Bisnis.com, JAKARTA -- Revisi Peraturan Pemerintah Nomor 82/2012 tentang Penyelenggaraan Sistem Transaksi Elektronik yang membebaskan penempatan data sektor publik di dalam maupun di luar wilayah Indonesia dinilai berpotensi mengganggu kedaulatan digital nasional, sehingga aturan tersebut ditolak oleh beberapa pihak.
Anggota Komisi I DPR RI, Sukamta, mengatakan adanya kesempatan penempatan data di luar wilayah Indonesia memiliki potensi gangguan dan mendesak pemerintah membatalkan Revisi PP No 82 Tahun 2012.
"Bahaya jika negara memberi kesempatan data bisa ditempatkan di luar negeri, meskipun itu data swasta. Saya mendesak Pemerintah membatalkan Revisi PP No 82 tahun 2012 tentang PSTE ini," ujarnya kepada Bisnis, Selasa (17/9/2019).
Dia menjelaskan, potensi gangguan kedaulatan digital dengan disimpannya data sektor publik di luar wilayah Indonesia cukup masuk akal karena dapat dilakukan profiling, analisis, serta pemetaan perilaku masyarakat di suatu negara melalui data terkait.
Berdasarkan pertimbangan tersebut, dia berharap kewajiban penempatan data di dalam negeri seperti yang diatur di PP No. 82/2012 tetap diterapkan karena dinilai memberikan dampak positif terhadap perekonomian nasional melalui pemasukan pajak serta peluang tenaga kerja.
Sebelumnya, Ketua Umum Asosiasi Cloud Computing Indonesia (ACCI), Alex Budiyanto, menyayangkan isi revisi PP No. 82/2012 yang membebaskan data sektor privat dapat disimpan di dalam atau pun di luar negeri, karena banyak pemangku kepentingan yang dinilai tidak dilibatkan dalam proses pembahasannya.
Menurut Alex, pemerintah dinilai terburu-buru dalam menyelesaikan aturan tersebut karena sejauh ini tidak ada hal yang mengharuskan revisi PP PSTE untuk segera disahkan.

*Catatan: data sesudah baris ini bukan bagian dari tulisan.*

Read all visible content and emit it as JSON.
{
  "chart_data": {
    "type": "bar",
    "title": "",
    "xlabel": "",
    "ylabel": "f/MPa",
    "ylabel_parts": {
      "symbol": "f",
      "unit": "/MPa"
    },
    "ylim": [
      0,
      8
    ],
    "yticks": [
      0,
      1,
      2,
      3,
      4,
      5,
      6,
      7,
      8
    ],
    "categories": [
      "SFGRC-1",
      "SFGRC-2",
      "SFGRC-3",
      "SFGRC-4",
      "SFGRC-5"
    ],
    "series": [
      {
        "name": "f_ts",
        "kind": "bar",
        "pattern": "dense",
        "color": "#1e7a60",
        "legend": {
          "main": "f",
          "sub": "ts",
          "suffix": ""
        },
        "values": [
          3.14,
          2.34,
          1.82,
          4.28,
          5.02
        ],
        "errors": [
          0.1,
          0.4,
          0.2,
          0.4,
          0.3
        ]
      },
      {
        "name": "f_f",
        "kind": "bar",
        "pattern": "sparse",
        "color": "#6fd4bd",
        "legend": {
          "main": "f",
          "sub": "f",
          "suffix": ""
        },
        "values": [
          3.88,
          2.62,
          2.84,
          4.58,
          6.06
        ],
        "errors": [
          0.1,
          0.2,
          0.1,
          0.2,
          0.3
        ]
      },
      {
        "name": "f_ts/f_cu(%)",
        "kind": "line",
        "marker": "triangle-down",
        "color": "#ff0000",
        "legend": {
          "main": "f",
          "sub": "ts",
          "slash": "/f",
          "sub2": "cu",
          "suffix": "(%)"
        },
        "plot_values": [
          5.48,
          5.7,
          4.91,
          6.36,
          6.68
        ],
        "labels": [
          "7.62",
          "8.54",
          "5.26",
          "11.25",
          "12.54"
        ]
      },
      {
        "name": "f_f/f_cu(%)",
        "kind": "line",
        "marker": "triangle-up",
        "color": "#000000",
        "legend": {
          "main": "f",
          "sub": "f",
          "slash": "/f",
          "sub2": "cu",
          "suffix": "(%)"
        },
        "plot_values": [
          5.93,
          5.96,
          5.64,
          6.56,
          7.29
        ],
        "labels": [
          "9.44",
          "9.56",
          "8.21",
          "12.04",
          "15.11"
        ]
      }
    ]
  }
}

Adapun, dia menilai Peraturan Pemerintah Nomor 82 Tahun 2012 yang saat ini berlaku di mana data elektronik wajib disimpan di dalam negeri sudah cukup baik.
Dia menambahkan, hal yang perlu dilakukan pemerintah saat ini adalah membuat aturan turunan, seperti misalnya peraturan menteri untuk memperkuat implkementasi aturan yang lama tersebut.
"Salah satu hal yang harus diperjelas adalah dampak hukum bagi penyelenggara sistem elektronik yang melanggar aturan di PP 82/2012," ujarnya kepada Bisnis.com, baru-baru ini.
Dengan demikian, lanjut Alex, pemerintah tidak merevisi PP 82/2012 yang tidak mengklasifikasikan data sehingga seluruh data, baik besar atau pun kecil, wajib disimpan di wilayah teritorial Indonesia.
Selain itu, dengan adanya klasifikasi penyelenggara sistem elektronik lingkup publik dan penyelenggara sistem elektronik lingkup privat justru akan memunculkan kebingungan baru. Pasalnya, definisi data publik dinilai bisa saja berbeda-beda di setiap kementerian/lembaga.
Ketua Umum Masyarakat Telematika (Mastel) Indonesia, Kristiono, menambahkan upaya merelaksasi kebijakan oleh pemerintah dengan membebaskan penempatan data dinilai tidak sejalan dengan pidato Presiden Joko Widodo di DPR RI pada 16 Agustus 2019 yang memosisikan data sebagai the new oil.
Menurut Kristiono, apabila data tetap wajib disimpan di dalam negeri, maka perlindungan, pengolahan, serta pengkapitalisasian data untuk kepentingan nasional menjadi semakin mudah.
Sementara itu, kepastian mengenai penyelesaian aturan tersebut kembali dipertanyakan.
Sesuai dengan tenggat waktu yang disampaikan Direktorat Jenderal Aplikasi Informatika Kementerian Komunikasi dan Informatika (Kemenkominfo), Semuel Abrijani Pengerapan, beberapa waktu lalu, Revisi PP 82/2012 yang telah diedarkan ke beberapa kementerian terkait akan ditinjau kembali oleh Kemenkominfo pada 16 September 2019 lalu.
Namun, ketika ditemui pada 17 September 2019, Menteri Komunikasi dan Informatika (Menkominfo), Rudiantara, mengatakan dirinya belum mengetahui perkembangan dari revisi PP 82/2012.